Don’t Offer a Solution
Speaking of jumping right to solutions — don’t. While of course this varies from person to person and situation to situation, if you haven’t a clue what the best solution is, don’t offer one. It’s not your job to have all the answers, even if you are a nurturing goddess and the queen of uncovering the best road maps down treacherous trails. And if you’re (cough, cough) actively listening — are they even asking you for one? Both men and women tend to be solution-oriented, so you may be fighting your natural instinct to start brainstorming a way out of the storm.
But remember, it’s not about you. It’s not about you feeling the pride of a job well done because you thought of a way out of their pain. It’s about truly understanding what it is they’re seeking from you during this interaction (investigative therapist, remember?). I find that usually, when someone is in distress and comes to me about it, it’s because they just want to feel like they’re not alone in their pain, anger, frustration, etc. Which leads me to …
Assure Them They’re Not Alone
This is one of the biggest and most impactful things you can do to help someone else’s emotional well-being.
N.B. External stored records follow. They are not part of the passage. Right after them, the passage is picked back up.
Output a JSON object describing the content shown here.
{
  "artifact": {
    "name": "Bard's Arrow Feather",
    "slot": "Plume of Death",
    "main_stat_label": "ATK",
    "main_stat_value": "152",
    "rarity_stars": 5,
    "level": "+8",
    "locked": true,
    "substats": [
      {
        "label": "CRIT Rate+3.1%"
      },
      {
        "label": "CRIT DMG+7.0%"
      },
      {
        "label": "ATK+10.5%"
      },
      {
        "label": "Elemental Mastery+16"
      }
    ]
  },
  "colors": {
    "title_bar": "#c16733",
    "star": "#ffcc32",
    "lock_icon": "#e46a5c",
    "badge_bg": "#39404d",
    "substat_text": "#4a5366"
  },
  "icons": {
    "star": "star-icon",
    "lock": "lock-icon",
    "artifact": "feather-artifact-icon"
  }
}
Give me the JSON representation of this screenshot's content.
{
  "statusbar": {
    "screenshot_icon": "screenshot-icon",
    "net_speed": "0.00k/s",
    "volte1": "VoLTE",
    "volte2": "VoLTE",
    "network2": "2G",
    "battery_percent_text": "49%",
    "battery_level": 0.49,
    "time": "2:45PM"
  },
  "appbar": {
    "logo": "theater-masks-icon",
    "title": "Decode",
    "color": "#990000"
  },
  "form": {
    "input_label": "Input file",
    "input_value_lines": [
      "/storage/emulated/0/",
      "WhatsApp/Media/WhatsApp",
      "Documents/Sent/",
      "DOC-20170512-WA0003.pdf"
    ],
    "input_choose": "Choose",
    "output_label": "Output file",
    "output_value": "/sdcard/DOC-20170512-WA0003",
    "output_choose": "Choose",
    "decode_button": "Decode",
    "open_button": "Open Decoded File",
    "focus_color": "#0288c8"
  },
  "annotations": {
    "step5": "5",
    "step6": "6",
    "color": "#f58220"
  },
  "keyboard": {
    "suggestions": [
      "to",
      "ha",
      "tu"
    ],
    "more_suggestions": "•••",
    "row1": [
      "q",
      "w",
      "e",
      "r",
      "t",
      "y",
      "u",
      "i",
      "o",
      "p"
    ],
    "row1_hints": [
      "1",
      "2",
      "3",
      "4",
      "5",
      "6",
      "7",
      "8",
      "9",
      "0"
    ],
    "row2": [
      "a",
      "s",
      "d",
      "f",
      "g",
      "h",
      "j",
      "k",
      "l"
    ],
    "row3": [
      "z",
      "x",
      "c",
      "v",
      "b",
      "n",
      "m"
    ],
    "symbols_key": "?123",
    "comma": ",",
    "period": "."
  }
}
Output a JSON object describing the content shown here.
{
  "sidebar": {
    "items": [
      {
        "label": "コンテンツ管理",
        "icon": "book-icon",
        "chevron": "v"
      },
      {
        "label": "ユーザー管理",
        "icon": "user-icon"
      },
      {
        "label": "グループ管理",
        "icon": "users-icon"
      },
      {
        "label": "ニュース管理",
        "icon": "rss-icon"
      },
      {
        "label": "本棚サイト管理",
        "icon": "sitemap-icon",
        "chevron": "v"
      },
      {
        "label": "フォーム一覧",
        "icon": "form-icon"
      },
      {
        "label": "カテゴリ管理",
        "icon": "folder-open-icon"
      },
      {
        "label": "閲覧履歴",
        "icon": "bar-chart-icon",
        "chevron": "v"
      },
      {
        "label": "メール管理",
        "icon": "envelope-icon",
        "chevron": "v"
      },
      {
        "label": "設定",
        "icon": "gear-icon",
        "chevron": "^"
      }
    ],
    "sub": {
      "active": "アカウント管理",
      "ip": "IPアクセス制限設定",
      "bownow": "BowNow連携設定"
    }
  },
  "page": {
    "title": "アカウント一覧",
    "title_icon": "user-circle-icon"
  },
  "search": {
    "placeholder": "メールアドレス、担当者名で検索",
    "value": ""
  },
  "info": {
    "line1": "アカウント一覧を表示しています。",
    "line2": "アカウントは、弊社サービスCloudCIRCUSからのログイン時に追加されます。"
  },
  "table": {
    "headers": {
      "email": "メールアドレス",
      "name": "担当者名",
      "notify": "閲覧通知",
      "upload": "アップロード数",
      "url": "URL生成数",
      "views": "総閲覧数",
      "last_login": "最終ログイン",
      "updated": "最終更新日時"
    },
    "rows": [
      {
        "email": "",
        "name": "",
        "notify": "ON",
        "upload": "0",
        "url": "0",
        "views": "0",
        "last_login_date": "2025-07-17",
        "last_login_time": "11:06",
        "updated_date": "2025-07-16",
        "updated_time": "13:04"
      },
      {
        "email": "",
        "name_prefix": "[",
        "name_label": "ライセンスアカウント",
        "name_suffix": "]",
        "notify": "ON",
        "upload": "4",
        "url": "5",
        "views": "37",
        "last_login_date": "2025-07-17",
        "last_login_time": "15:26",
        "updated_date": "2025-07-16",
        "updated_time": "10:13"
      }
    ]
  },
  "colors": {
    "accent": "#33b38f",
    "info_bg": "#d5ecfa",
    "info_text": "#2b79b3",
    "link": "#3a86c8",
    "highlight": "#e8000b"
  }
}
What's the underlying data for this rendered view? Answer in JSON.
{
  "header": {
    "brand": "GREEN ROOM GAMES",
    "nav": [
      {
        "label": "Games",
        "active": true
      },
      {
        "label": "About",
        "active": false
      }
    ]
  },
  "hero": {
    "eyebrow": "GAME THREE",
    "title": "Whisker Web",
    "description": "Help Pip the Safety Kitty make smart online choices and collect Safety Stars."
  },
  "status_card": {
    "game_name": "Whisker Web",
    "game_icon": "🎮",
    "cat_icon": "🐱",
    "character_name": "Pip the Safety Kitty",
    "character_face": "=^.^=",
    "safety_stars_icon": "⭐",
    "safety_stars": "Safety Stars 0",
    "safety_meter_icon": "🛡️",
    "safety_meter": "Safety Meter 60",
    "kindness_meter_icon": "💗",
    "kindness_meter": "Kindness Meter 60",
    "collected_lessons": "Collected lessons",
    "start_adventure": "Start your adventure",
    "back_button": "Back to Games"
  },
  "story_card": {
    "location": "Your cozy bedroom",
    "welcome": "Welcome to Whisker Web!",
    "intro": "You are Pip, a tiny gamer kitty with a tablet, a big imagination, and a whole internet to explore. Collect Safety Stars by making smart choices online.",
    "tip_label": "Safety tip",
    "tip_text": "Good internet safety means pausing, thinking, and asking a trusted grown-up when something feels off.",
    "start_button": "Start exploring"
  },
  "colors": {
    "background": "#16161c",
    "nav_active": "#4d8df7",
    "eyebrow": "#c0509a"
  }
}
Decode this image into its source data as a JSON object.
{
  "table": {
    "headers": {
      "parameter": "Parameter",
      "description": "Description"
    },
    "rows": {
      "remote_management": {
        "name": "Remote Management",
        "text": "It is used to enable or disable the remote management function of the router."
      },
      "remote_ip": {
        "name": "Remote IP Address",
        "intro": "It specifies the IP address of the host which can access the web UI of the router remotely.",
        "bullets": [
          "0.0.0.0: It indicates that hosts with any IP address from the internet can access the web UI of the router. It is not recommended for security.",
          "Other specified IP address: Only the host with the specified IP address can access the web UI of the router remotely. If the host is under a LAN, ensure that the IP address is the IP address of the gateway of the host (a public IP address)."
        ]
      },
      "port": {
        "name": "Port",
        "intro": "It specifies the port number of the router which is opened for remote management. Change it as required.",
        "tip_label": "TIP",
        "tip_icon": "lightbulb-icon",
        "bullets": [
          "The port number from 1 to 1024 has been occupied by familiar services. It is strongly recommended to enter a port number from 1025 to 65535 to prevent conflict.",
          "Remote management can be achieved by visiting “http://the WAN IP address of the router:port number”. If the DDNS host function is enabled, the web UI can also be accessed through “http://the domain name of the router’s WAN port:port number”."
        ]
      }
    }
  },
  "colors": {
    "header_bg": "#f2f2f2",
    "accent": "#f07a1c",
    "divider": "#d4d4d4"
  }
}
No one wants to feel like they’re lost at sea by themselves. So when you don’t know what to say, sometimes a simple “I’m here with you. You’re not alone, and I love you” is enough. Seriously. A little goes a long way here, guys. And to add to that thought …
Truly ‘See’ Them
While letting them know you’re there and they’re loved is important, so is acknowledging what they’re going through and the toll it’s taking on them. Ever since my fiancé and I moved into our fixer-upper home and experienced myriad stressors from it, I have found this element to be the most important. In the past, our fights often stemmed from him feeling like I wasn’t acknowledging the stress he was taking on with such a huge project. A majority of the time, he was required to play general contractor and avoid his day job work because I just didn’t have the knowledge to be able to take over certain projects. He’s the Chip to my Joanna. And managing all of these tasks, while he had to actively avoid his passion that was his work, was extremely frustrating. So when those frustrations came out, I was at a loss, because I didn’t know what the solution was or how I could help.
But what I learned was that he wasn’t actually upset at me because I couldn’t “be the solution” by taking over those tasks for him. He was upset because I wasn’t acknowledging everything he was juggling and the mental and emotional distress that it was causing him. My “positive outlook” and passing phrases of “everything will be fine, we’ll get through it” felt like a brush-off to him. I wasn’t taking on any of the stress he had to. So, of course my outlook was different. Of course I could easily say that. When I finally understood it was a matter of me recognizing his efforts and truly “seeing him,” everything changed.
So my words changed, and I began to say things like, “I see how hard you’re working and all the stress this is causing you. That has to be really hard. Please know I’m here for you, and let me know if there’s any way I can help ease the load.” Our relationship has grown so much stronger ever since.
We’re all human, and we’re all doing our best. Just remember, your best is good enough. It is not your job to make someone feel better, but I guarantee you if you put these tips into practice, you’ll at the very least lift some of the weight.